Noting in a recent communication that “many operators (are) being refused cover entirely” it advises “AALARA believes this situation is only going to get worse in the future and proposes (an) alternative model.”
With DMFs offering ‘discretionary cover’, an insurance-like product that may involve an obligation on the DMF to consider meeting a claim, the Association is looking to work in conjunction with an Australian Financial Services Licence Holder to commence an industry DMF, which, it says “would be owned by the members, run by the members, for the benefit of all members”.
With plans well advanced, AALARA has been seeking member feedback on the proposal.

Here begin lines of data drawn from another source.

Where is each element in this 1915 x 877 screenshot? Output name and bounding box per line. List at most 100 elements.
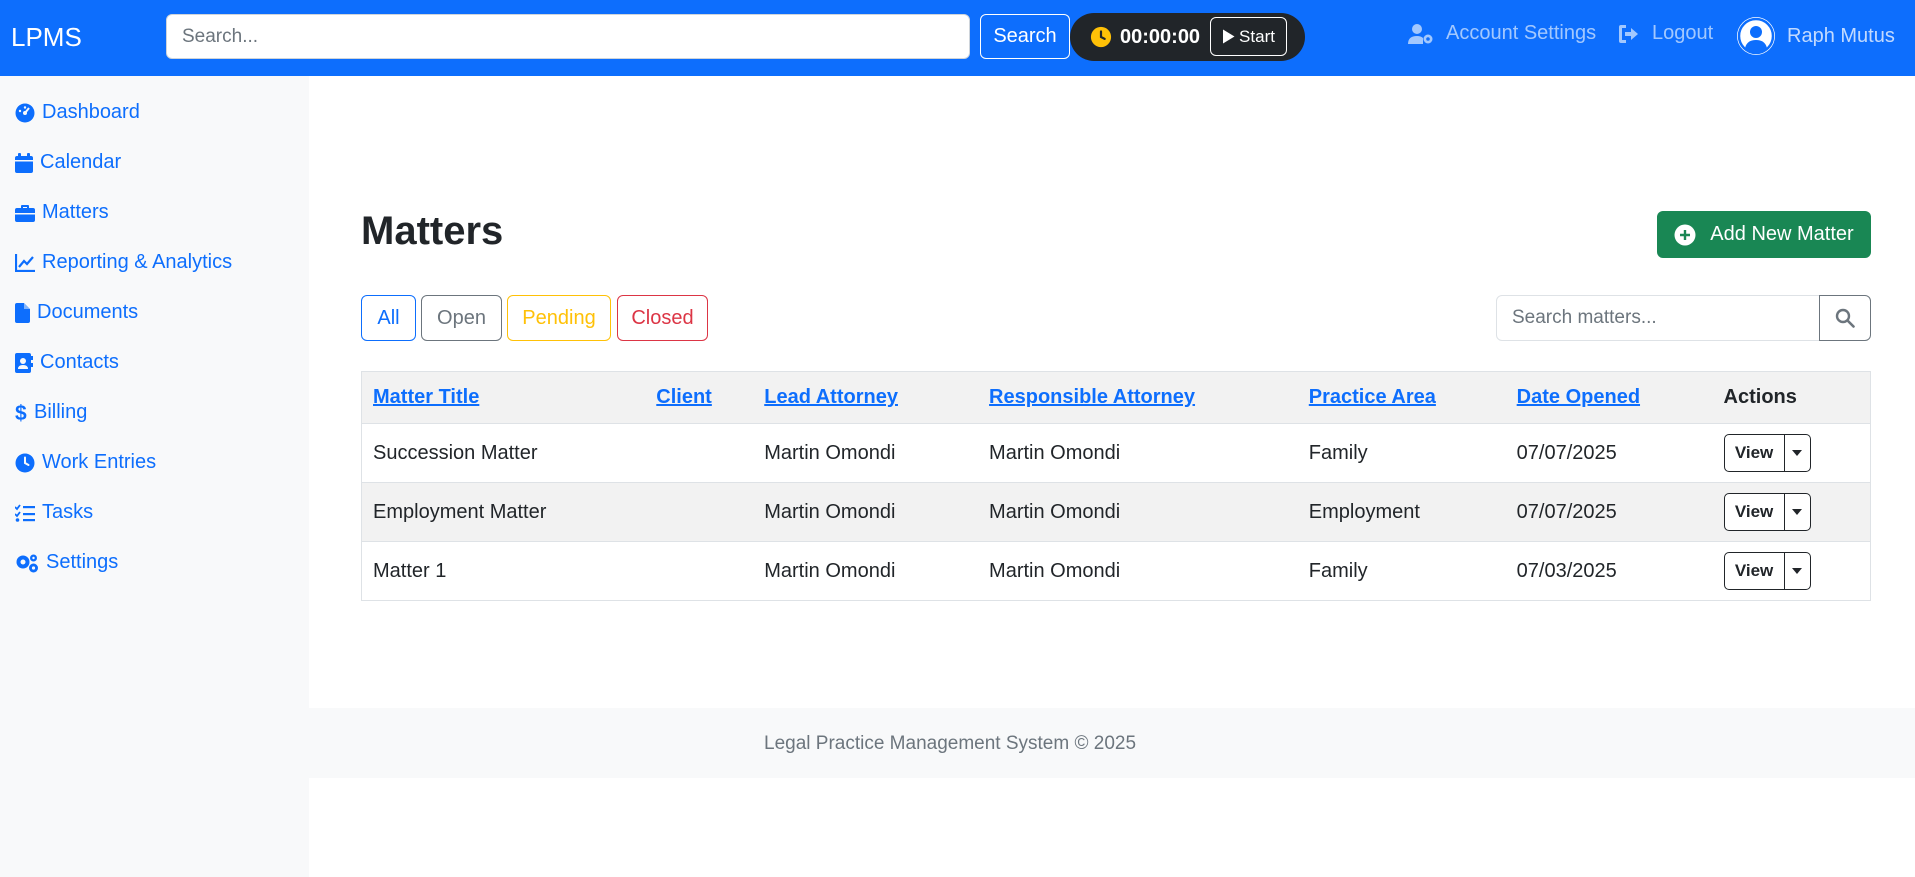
add-new-matter-label: Add New Matter [1710, 223, 1854, 245]
practice-area-cell: Employment [1297, 482, 1506, 542]
calendar-icon [15, 152, 33, 173]
filter-pending-button[interactable]: Pending [507, 295, 611, 341]
matters-search-input[interactable] [1496, 295, 1820, 341]
sidebar-item-matters[interactable]: Matters [15, 201, 109, 224]
matters-table: Matter Title Client Lead Attorney Respon… [361, 371, 1871, 601]
sidebar-item-label: Matters [42, 201, 109, 223]
practice-area-cell: Family [1297, 541, 1506, 601]
actions-dropdown-toggle[interactable] [1784, 552, 1811, 590]
sidebar-item-dashboard[interactable]: Dashboard [15, 101, 140, 124]
responsible-attorney-cell: Martin Omondi [978, 541, 1298, 601]
sidebar-item-settings[interactable]: Settings [15, 551, 118, 574]
sidebar-item-label: Billing [34, 401, 88, 423]
caret-down-icon [1792, 450, 1803, 456]
sidebar-item-label: Contacts [40, 351, 119, 373]
timer-widget: 00:00:00 Start [1070, 13, 1305, 61]
global-search-button[interactable]: Search [980, 14, 1070, 59]
table-row: Succession Matter Martin Omondi Martin O… [361, 423, 1871, 483]
sort-responsible-attorney-link[interactable]: Responsible Attorney [989, 386, 1195, 408]
column-header: Practice Area [1297, 371, 1506, 424]
sidebar-item-documents[interactable]: Documents [15, 301, 138, 324]
dollar-icon: $ [15, 402, 27, 424]
sidebar-item-contacts[interactable]: Contacts [15, 351, 119, 374]
row-actions-group: View [1723, 552, 1811, 590]
timer-clock-icon [1090, 26, 1112, 48]
practice-area-cell: Family [1297, 423, 1506, 483]
filter-all-button[interactable]: All [361, 295, 416, 341]
sidebar-item-billing[interactable]: $ Billing [15, 401, 87, 424]
page-title: Matters [361, 209, 504, 253]
briefcase-icon [15, 204, 35, 222]
sort-lead-attorney-link[interactable]: Lead Attorney [764, 386, 898, 408]
account-settings-label: Account Settings [1446, 22, 1597, 44]
view-button[interactable]: View [1723, 434, 1785, 472]
matters-search-button[interactable] [1819, 295, 1871, 341]
sidebar-item-work-entries[interactable]: Work Entries [15, 451, 156, 474]
client-cell [645, 423, 754, 483]
svg-text:$: $ [15, 402, 27, 424]
actions-cell: View [1712, 423, 1871, 483]
client-cell [645, 541, 754, 601]
sort-matter-title-link[interactable]: Matter Title [373, 386, 479, 408]
account-settings-link[interactable]: Account Settings [1408, 22, 1596, 45]
sidebar-item-label: Settings [46, 551, 119, 573]
responsible-attorney-cell: Martin Omondi [978, 482, 1298, 542]
logout-label: Logout [1652, 22, 1714, 44]
date-opened-cell: 07/07/2025 [1505, 423, 1713, 483]
file-icon [15, 302, 30, 323]
search-icon [1835, 308, 1855, 328]
gears-icon [16, 554, 38, 572]
sidebar-item-reporting[interactable]: Reporting & Analytics [15, 251, 232, 274]
user-avatar-icon [1737, 17, 1775, 55]
date-opened-cell: 07/07/2025 [1505, 482, 1713, 542]
timer-start-button[interactable]: Start [1210, 17, 1287, 56]
brand-logo[interactable]: LPMS [11, 22, 82, 53]
logout-icon [1619, 24, 1638, 43]
play-icon [1223, 29, 1235, 44]
global-search-input[interactable] [166, 14, 970, 59]
avatar [1737, 17, 1775, 55]
gauge-icon [15, 103, 35, 122]
row-actions-group: View [1723, 434, 1811, 472]
lead-attorney-cell: Martin Omondi [753, 482, 979, 542]
lead-attorney-cell: Martin Omondi [753, 423, 979, 483]
sidebar-item-label: Dashboard [42, 101, 140, 123]
user-menu[interactable]: Raph Mutus [1737, 17, 1895, 55]
table-row: Matter 1 Martin Omondi Martin Omondi Fam… [361, 541, 1871, 601]
footer: Legal Practice Management System © 2025 [309, 708, 1915, 778]
sort-client-link[interactable]: Client [656, 386, 712, 408]
list-check-icon [15, 503, 35, 522]
filter-open-button[interactable]: Open [421, 295, 502, 341]
client-cell [645, 482, 754, 542]
matter-title-cell: Matter 1 [361, 541, 646, 601]
sidebar: Dashboard Calendar Matters Reporting & A… [0, 76, 309, 877]
column-header: Client [645, 371, 754, 424]
filter-closed-button[interactable]: Closed [617, 295, 708, 341]
view-button[interactable]: View [1723, 493, 1785, 531]
sidebar-item-label: Work Entries [42, 451, 157, 473]
sidebar-item-label: Tasks [42, 501, 94, 523]
top-navbar: LPMS Search 00:00:00 Start Account Setti… [0, 0, 1915, 76]
chart-line-icon [15, 253, 35, 272]
sort-practice-area-link[interactable]: Practice Area [1309, 386, 1436, 408]
actions-cell: View [1712, 482, 1871, 542]
column-header: Lead Attorney [753, 371, 979, 424]
sort-date-opened-link[interactable]: Date Opened [1517, 386, 1640, 408]
table-header-row: Matter Title Client Lead Attorney Respon… [361, 371, 1871, 424]
sidebar-item-tasks[interactable]: Tasks [15, 501, 93, 524]
matter-title-cell: Employment Matter [361, 482, 646, 542]
column-header: Date Opened [1505, 371, 1713, 424]
sidebar-item-calendar[interactable]: Calendar [15, 151, 121, 174]
table-row: Employment Matter Martin Omondi Martin O… [361, 482, 1871, 542]
address-book-icon [15, 352, 33, 373]
row-actions-group: View [1723, 493, 1811, 531]
sidebar-item-label: Reporting & Analytics [42, 251, 233, 273]
actions-dropdown-toggle[interactable] [1784, 493, 1811, 531]
timer-start-label: Start [1239, 26, 1275, 46]
view-button[interactable]: View [1723, 552, 1785, 590]
lead-attorney-cell: Martin Omondi [753, 541, 979, 601]
responsible-attorney-cell: Martin Omondi [978, 423, 1298, 483]
actions-dropdown-toggle[interactable] [1784, 434, 1811, 472]
add-new-matter-button[interactable]: Add New Matter [1657, 211, 1871, 258]
logout-link[interactable]: Logout [1618, 22, 1713, 45]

AALARA cites the benefits of a DMF as including:
• Any surplus can be returned to members in the form of lower premiums, not shareholders
• Group buying leverage
• Tax savings
• Opportunity to fight claims that can harm the industry
• Being a longterm solution for the future of the industry
• Members will still receive a Public Liability Certificate of Currency to satisfy councils and show societies
AALARA Conference 2021
AALARA has advised that its 2021 conference will take place at the Sea World Resort Conference Centre from 17th to 19th May next year.